Bundesländer machen um Tierversuche ein großes Geheimnis

Selbst mit dem Informationsfreiheitsgesetz ist nicht herauszufinden, ob in einem Bezirk Tierversuche stattfinden oder nicht, muss der Verein gegen Tierfabriken feststellen.
Bregenz Der Verein gegen Tierfabriken (VgT) kann auch über das Informationsfreiheitsgesetz (IFG) nicht erfahren, in welchen Bezirken seit 2012 Tierversuche genehmigt wurden. Das Landesverwaltungsgericht Vorarlberg hat die Beschwerde der Tierschutzorganisation gegen eine Antwort der Landesregierung abgewiesen.

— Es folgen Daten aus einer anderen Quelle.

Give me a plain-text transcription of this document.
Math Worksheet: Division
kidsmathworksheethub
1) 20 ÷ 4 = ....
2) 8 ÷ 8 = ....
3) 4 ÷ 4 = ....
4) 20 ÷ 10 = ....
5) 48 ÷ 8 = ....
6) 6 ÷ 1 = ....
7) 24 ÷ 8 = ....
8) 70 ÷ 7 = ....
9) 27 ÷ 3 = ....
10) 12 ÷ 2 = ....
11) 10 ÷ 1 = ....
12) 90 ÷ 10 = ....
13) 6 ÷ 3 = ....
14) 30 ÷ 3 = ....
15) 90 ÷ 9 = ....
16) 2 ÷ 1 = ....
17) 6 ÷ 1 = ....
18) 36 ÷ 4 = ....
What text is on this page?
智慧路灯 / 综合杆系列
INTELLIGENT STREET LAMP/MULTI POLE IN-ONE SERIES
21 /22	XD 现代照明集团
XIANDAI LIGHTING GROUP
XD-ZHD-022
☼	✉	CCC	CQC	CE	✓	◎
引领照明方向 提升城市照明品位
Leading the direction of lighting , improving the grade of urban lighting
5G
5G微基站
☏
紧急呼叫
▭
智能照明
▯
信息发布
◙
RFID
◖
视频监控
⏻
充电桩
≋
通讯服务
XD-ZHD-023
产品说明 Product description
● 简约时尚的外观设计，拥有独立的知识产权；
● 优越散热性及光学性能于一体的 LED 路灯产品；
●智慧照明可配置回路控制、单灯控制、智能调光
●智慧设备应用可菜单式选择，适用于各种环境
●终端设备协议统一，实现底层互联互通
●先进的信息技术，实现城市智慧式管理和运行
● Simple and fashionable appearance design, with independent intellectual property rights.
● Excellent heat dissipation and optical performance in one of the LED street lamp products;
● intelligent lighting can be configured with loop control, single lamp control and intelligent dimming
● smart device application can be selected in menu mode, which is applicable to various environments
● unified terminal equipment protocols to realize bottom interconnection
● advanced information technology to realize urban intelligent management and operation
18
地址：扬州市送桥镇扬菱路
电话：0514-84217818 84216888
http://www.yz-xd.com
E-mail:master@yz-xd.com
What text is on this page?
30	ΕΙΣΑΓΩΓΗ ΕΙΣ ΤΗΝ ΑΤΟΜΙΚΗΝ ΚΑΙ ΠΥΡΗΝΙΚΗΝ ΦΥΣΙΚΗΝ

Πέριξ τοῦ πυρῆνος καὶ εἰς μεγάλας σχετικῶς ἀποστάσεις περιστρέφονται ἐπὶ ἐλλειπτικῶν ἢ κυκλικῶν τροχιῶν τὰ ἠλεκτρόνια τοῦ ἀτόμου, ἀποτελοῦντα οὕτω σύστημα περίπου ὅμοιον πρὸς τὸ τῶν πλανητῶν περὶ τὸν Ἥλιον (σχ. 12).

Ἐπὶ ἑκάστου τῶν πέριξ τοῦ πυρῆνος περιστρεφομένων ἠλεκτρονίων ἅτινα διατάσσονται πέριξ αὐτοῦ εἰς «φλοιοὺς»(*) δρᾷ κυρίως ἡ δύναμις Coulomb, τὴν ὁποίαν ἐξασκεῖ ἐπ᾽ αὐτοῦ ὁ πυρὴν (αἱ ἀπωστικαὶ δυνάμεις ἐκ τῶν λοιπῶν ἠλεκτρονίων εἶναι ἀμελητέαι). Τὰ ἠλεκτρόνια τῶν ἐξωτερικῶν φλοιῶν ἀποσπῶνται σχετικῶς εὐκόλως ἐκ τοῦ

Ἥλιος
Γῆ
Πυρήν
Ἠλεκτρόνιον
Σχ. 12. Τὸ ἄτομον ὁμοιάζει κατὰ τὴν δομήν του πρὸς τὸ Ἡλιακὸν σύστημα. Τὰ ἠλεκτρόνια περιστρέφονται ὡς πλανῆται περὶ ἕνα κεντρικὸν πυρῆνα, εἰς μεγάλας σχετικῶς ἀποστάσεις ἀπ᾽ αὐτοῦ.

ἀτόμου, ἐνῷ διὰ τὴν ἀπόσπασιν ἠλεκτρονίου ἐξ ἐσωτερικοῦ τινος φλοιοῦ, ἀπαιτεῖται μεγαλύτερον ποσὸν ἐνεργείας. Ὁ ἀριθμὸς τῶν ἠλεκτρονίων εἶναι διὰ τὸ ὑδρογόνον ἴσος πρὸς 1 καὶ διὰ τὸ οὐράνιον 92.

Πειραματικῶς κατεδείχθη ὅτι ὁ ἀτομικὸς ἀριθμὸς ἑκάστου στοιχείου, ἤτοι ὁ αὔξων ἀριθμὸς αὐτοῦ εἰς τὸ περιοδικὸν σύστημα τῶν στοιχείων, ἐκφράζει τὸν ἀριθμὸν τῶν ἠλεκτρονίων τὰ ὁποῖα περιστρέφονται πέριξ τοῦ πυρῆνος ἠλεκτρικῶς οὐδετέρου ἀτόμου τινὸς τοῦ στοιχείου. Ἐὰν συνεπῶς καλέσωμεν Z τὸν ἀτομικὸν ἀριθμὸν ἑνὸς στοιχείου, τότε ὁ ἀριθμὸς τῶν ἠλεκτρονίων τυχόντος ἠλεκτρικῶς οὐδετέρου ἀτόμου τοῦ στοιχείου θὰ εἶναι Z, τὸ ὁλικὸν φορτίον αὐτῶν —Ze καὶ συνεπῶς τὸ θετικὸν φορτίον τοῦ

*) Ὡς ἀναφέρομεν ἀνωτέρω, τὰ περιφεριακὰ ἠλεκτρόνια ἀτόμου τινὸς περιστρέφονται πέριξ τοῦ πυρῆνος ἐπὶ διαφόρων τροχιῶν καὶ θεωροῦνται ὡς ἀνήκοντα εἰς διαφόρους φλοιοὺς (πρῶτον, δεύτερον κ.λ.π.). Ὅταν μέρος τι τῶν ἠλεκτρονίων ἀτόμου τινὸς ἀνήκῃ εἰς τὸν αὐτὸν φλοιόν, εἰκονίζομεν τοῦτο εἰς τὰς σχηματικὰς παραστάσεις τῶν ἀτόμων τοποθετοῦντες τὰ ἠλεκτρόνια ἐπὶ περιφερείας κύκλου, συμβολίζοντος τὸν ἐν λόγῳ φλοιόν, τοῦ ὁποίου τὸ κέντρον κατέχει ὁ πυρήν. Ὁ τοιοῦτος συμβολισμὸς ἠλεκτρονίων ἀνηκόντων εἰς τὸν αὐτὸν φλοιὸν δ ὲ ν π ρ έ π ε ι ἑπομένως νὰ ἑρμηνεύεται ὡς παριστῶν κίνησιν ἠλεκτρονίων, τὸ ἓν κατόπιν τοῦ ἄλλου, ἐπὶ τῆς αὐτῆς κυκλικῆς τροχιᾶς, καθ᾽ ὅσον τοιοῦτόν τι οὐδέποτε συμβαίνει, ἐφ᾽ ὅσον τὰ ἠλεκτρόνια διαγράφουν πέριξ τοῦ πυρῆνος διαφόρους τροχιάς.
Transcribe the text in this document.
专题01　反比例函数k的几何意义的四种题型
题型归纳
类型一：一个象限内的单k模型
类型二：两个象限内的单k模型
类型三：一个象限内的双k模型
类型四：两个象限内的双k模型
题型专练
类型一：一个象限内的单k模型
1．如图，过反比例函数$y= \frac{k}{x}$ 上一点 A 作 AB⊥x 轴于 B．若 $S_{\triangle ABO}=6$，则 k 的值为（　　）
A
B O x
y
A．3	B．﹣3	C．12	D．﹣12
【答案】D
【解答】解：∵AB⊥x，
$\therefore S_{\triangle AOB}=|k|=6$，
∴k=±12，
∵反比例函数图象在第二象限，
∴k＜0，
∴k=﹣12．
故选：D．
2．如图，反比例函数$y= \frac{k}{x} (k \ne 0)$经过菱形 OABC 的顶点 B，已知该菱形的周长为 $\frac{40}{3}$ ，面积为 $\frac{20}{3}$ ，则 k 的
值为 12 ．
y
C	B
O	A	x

Anfrage an alle Bundesländer
Auslöser war ein Antrag des Vereins vom September 2025. Darin verlangte er unter anderem Zahlen zu Anträgen, Ablehnungen, Tierarten, betroffenen Bezirken und Einrichtungen. “Wir haben allen neun Bundesländern dieselbe Anfrage gestellt”, erklärt Obmann Martin Balluch. Die Antwort war offensichtlich abgesprochen, schließlich kam aus allen Ländern die wortgleiche Antwort. Darin wurde auf bestehende Statistiken und Datenbanken hingewiesen. “Daraus lässt sich jedoch nicht ableiten, ob und wie viele Anträge abgelehnt wurden”, erklärt Balluch. “Unser Verdacht ist, dass einfach alles genehmigt wird, ohne wirkliche Kontrolle.” Die Statistik gibt nicht aus, in welchen Bundesländern die Versuche stattfanden. Auch die Auskunft, in welchen Bezirken oder Einrichtungen die Versuche stattfinden, wurde verweigert. Dagegen erhob der Verein Beschwerde.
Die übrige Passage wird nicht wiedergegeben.